When people look at him,
He has become the mirror
Of the damage he has done.

But he is yours;
And you have different eyes
That hold his yesterdays
In pictures no one else remembers:

Waiting for him to be born,
Not knowing who he would be,
The moments of his childhood,
First steps, first words,
Smiles and cries,
And all the big thresholds
Of his journey since…

He is yours in a way
No words could ever tell;
And you can see through
The stranger this deed has made him
And still find the countenance of your son.

Despite all the disappointment and shame,
May you find in your belonging with him
A kind place, where your spirit will find rest.
May new words come alive between you
To build small bridges of understanding.

May that serenity lead you beyond guilt and blame
To find that bright field of the heart
Where he can come to feel your love

Until it heals whatever darkness drove him
And he can see what it is he has done
And seek forgiveness and bring healing;
May this dark door open a path
That brightens constantly with new promise.

God is the one who always sees beauty in darkened lives. God sees that beauty in your life and mine, even in our darkest moments. And God sees that beauty in everyone else, ever those who least deserve it. God is the one who sees the strangers that our deeds sometimes make us.

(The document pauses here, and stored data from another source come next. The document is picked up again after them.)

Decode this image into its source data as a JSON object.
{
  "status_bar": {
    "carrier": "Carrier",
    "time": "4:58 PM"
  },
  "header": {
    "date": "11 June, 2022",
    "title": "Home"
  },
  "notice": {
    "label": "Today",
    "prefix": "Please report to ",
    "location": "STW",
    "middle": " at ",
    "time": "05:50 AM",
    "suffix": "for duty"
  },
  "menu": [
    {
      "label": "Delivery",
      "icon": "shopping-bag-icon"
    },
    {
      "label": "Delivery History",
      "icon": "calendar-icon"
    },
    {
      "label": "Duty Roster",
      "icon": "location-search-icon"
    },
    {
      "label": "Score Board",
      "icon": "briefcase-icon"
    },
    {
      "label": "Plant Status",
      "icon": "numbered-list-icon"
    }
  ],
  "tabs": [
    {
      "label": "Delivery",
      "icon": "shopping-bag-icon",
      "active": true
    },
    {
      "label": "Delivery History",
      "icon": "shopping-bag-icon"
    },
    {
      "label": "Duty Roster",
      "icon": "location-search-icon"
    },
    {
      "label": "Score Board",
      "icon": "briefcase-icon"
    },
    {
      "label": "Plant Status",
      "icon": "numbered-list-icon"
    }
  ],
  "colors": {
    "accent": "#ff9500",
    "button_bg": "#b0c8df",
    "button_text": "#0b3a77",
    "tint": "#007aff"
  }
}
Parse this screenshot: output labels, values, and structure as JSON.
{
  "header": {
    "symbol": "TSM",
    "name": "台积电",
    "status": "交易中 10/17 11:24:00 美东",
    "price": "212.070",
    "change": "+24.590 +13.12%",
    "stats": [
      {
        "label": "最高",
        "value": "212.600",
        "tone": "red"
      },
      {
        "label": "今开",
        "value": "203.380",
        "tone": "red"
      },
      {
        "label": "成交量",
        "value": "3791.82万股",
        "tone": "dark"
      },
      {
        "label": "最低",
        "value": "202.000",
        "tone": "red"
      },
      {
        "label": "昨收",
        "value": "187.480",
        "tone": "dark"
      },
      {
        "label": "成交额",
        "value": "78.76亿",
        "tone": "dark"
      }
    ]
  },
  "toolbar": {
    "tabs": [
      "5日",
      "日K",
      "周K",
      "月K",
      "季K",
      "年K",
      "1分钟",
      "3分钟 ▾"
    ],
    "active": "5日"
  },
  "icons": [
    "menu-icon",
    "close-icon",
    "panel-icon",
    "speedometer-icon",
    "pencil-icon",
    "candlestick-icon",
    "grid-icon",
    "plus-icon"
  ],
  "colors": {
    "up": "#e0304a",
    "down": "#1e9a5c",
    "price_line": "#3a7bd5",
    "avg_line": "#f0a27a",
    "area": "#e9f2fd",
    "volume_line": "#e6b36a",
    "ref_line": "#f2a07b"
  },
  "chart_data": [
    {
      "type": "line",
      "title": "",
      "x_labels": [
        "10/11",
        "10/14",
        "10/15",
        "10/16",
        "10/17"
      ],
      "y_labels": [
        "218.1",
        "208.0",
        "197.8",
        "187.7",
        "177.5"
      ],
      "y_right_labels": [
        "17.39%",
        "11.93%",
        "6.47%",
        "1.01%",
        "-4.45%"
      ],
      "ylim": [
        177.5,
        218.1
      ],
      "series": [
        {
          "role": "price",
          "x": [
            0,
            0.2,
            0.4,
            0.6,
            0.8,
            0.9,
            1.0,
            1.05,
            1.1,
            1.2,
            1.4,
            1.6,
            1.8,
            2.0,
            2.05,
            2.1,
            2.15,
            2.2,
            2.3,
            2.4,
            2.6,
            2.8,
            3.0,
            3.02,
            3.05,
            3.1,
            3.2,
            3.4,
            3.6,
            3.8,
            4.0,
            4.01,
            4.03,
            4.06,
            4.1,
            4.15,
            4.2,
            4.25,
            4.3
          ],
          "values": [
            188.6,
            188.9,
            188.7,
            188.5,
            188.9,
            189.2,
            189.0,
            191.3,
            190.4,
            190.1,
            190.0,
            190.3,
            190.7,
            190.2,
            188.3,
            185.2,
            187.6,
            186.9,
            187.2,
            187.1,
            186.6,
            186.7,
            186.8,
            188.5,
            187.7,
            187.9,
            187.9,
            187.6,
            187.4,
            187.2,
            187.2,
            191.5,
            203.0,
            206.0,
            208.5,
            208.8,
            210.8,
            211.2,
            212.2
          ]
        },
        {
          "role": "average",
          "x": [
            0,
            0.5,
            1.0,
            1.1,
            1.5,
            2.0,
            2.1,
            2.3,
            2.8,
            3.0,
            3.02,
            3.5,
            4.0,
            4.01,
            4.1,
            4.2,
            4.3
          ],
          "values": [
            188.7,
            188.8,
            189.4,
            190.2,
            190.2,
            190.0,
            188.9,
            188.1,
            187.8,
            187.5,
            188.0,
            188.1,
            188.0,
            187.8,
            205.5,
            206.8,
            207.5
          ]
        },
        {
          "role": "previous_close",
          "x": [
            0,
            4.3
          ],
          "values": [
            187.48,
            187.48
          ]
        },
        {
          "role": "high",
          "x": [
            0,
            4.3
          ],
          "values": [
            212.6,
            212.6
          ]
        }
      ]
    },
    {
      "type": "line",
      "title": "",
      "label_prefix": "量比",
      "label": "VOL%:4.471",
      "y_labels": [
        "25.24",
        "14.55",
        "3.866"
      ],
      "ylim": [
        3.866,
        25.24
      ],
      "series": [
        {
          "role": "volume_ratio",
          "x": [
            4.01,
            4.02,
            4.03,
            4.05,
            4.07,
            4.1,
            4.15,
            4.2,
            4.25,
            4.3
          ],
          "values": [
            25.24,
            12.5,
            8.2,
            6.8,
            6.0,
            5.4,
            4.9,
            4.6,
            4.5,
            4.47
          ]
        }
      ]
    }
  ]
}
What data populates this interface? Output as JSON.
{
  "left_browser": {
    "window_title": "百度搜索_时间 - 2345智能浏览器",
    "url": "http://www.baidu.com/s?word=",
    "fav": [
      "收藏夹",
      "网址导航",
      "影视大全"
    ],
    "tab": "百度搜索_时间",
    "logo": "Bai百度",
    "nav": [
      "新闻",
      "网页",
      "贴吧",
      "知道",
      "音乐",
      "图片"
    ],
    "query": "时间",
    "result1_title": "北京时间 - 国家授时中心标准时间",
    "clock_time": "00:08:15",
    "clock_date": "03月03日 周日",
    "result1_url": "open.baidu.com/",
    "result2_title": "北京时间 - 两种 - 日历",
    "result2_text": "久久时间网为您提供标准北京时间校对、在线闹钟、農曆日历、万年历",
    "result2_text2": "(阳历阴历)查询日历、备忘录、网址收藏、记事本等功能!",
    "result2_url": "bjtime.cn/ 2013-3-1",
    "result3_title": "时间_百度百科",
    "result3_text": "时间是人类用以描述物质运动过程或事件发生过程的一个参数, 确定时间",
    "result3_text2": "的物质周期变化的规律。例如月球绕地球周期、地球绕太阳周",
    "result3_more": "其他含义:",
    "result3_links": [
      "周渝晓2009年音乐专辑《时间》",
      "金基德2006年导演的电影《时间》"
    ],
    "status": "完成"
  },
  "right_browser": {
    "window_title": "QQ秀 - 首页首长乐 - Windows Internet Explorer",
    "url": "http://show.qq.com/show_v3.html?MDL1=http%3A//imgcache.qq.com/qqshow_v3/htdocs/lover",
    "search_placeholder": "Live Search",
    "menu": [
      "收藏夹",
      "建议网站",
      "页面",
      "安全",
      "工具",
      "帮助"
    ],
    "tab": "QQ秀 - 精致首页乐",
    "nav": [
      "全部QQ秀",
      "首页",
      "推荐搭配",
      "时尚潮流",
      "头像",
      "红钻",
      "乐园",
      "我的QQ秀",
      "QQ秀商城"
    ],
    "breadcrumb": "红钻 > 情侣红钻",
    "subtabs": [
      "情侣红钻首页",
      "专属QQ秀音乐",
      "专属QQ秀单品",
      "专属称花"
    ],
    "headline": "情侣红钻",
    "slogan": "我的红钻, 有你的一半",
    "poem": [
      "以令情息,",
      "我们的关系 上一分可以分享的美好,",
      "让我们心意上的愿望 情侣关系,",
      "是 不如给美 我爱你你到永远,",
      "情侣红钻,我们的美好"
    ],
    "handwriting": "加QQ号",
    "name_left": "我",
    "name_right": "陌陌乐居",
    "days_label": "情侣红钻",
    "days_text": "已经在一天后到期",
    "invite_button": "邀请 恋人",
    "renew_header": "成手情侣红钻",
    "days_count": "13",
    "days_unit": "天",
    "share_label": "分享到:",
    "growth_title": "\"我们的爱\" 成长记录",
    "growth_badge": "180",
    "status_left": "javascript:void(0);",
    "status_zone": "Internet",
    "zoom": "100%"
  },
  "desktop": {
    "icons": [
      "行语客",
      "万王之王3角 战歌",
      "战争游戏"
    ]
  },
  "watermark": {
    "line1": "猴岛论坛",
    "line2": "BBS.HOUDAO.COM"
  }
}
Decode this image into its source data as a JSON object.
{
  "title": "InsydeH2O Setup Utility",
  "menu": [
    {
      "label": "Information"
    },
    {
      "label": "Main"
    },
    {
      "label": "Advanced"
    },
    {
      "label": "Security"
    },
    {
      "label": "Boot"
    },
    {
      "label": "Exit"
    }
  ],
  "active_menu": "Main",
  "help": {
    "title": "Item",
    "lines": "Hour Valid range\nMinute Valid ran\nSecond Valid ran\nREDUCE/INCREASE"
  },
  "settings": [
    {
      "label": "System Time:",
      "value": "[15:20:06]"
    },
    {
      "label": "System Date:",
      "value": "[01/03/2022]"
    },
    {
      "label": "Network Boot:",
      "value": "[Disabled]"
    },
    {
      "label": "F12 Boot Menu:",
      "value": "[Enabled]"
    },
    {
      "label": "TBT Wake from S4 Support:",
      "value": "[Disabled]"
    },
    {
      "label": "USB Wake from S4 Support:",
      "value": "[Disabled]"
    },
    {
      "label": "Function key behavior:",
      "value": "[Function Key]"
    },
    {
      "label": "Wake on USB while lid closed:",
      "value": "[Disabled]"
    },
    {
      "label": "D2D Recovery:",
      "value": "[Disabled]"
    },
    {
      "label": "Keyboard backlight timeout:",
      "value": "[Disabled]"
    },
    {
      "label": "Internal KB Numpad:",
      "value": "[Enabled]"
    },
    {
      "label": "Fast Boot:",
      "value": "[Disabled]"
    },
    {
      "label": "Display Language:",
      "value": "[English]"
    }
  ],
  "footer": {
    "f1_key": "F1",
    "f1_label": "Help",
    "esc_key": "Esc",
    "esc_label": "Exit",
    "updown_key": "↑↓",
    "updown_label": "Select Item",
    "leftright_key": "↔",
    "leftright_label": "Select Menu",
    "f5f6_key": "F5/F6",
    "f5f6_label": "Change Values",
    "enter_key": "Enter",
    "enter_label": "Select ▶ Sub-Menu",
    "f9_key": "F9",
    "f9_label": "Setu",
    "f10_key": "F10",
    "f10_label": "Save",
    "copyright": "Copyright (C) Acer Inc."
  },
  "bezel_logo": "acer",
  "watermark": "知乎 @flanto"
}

How should we feel when we hear this story? Full of joy and gratitude? Yes. Full of anger and resentment? Sometimes, yes. But if the saints are right, and it is your calling and mine to imitate Christ, then following the one who sees beauty in darkened lives means that you and I are called to do likewise, that we are called to welcome the hurting sinner home, to look out at the world, in spite of everything, with hearts full of love.